The effects of transarterial chemoembolization (TACE) on the systemic immune in hepatocellular carcinoma (HCC) are not well understood. We aimed to reveal the temporal and spatial changes in the immune profile of peripheral blood and tumor tissues in HCC patients following TACE. Eighty-four HCC patients were included, 20 of whom received TACE with a median follow-up of 28 months. Immune cell proportion within peripheral blood was profiled with flow cytometry, and therapeutic efficacy was evaluated by imaging examinations. Additionally, cell distribution within tumor microenvironment (TME) were compared between the necrotic tumor infiltration zone (N-IZ) and the residual tumor infiltration zone (R-IZ) by multiplex immunofluorescence. Among 20 patients, 25% (5/20) achieved complete response, and 75% (15/20) showed partial response. Fourteen patients received combinational targeted therapy and immunotherapy and the median progression-free survival was 15.5 months. Compared to healthy individuals, HCC exhibited significantly higher proportions of regulatory T cells (Tregs) and programmed death-1 receptor (PD1) Tregs within peripheral blood. PD1 Treg cells, PD1 CD4 T cells and PD1 CD8 T cells decreased significantly within peripheral blood after TACE. In TME, N-IZ showed significantly lower CD4 T, CD8 T and FOXP3 Tregs, higher PD1 CD8/CD8 and PD1 CD8/ PD1 FOXP3. Moreover, the spatial distance between CD8 T cells and the nearest FOXP3 Tregs in N-IZ was significantly greater than in R-IZ. Our findings demonstrated that TACE could both remodel the immune components in peripheral blood and TME, strengthening the rationale for developing immunotherapy alongside TACE.

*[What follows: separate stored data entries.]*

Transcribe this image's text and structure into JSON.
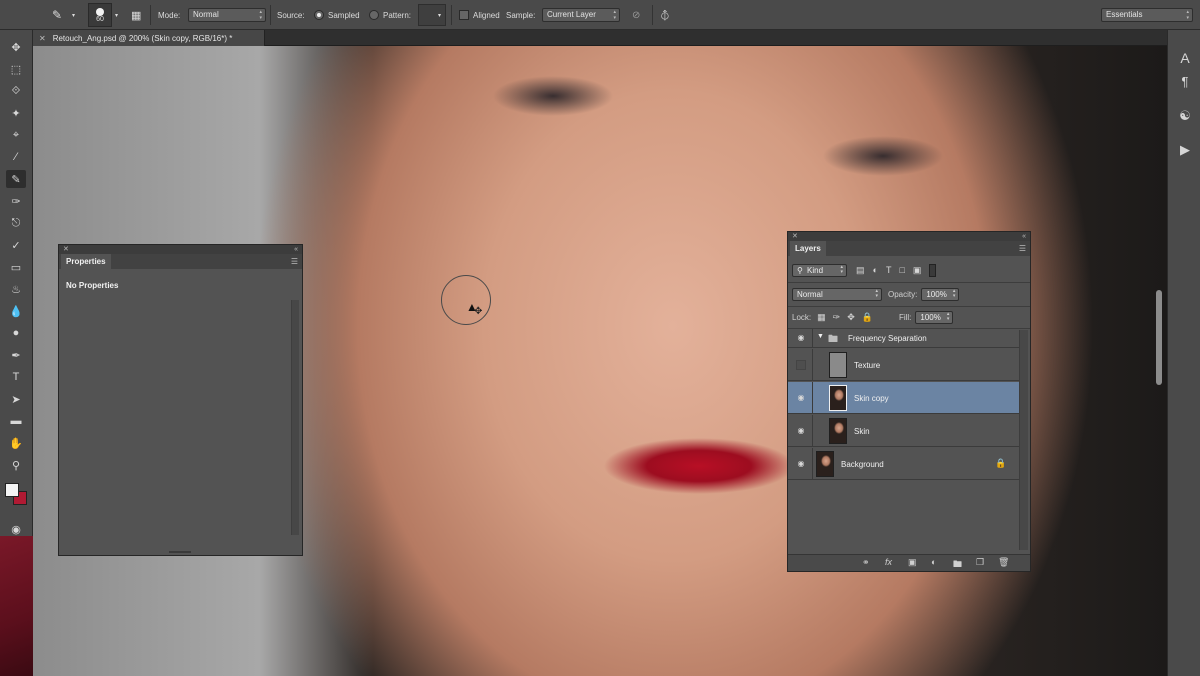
{
  "options_bar": {
    "brush_size": "60",
    "mode_label": "Mode:",
    "mode_value": "Normal",
    "source_label": "Source:",
    "sampled_label": "Sampled",
    "pattern_label": "Pattern:",
    "aligned_label": "Aligned",
    "sample_label": "Sample:",
    "sample_value": "Current Layer",
    "workspace": "Essentials"
  },
  "document_tab": {
    "title": "Retouch_Ang.psd @ 200% (Skin copy, RGB/16*) *"
  },
  "tools": [
    "move-tool",
    "marquee-tool",
    "lasso-tool",
    "quick-selection-tool",
    "crop-tool",
    "eyedropper-tool",
    "healing-brush-tool",
    "brush-tool",
    "clone-stamp-tool",
    "history-brush-tool",
    "eraser-tool",
    "paint-bucket-tool",
    "blur-tool",
    "dodge-tool",
    "pen-tool",
    "type-tool",
    "path-selection-tool",
    "rectangle-tool",
    "hand-tool",
    "zoom-tool"
  ],
  "colors": {
    "foreground": "#f4f4f4",
    "background": "#b01a33",
    "selected_layer": "#6b84a3"
  },
  "properties_panel": {
    "tab": "Properties",
    "empty_text": "No Properties"
  },
  "layers_panel": {
    "tab": "Layers",
    "filter_label": "Kind",
    "blend_mode": "Normal",
    "opacity_label": "Opacity:",
    "opacity_value": "100%",
    "lock_label": "Lock:",
    "fill_label": "Fill:",
    "fill_value": "100%",
    "layers": [
      {
        "name": "Frequency Separation",
        "type": "group",
        "visible": true,
        "selected": false
      },
      {
        "name": "Texture",
        "type": "layer",
        "visible": false,
        "selected": false
      },
      {
        "name": "Skin copy",
        "type": "layer",
        "visible": true,
        "selected": true
      },
      {
        "name": "Skin",
        "type": "layer",
        "visible": true,
        "selected": false
      },
      {
        "name": "Background",
        "type": "layer",
        "visible": true,
        "selected": false,
        "locked": true
      }
    ]
  }
}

经动脉化疗栓塞术(TACE)对肝细胞癌(HCC)全身免疫的影响尚未完全明确。我们旨在揭示HCC患者接受TACE后外周血和肿瘤组织免疫特征的时空变化。纳入了84例HCC患者,其中20例接受了TACE,中位随访时间为28个月。采用流式细胞术分析外周血中的免疫细胞比例,并通过影像学检查评估治疗效果。此外,通过多重免疫荧光比较坏死肿瘤浸润区(N-IZ)和残余肿瘤浸润区(R-IZ)内肿瘤微环境(TME)中的细胞分布。20例患者中,25%(5/20)达到完全缓解,75%(15/20)显示部分缓解。14例患者接受了联合靶向治疗和免疫治疗,无进展生存期的中位数为15.5个月。与健康个体相比,HCC患者外周血中调节性T细胞(Tregs)和程序性死亡-1受体(PD1)Tregs的比例显著更高。TACE后外周血中PD1 Treg细胞、PD1 CD4 T细胞和PD1 CD8 T细胞显著减少。在TME中,N-IZ显示CD4 T细胞、CD8 T细胞和FOXP3 Tregs显著减少,PD1 CD8/CD8和PD1 CD8/PD1 FOXP3升高。此外,N-IZ中CD8 T细胞与最接近的FOXP3 Tregs之间的空间距离显著大于R-IZ。我们的研究结果表明,TACE可以重塑外周血和TME中的免疫成分,为TACE联合免疫治疗的发展提供了理论依据。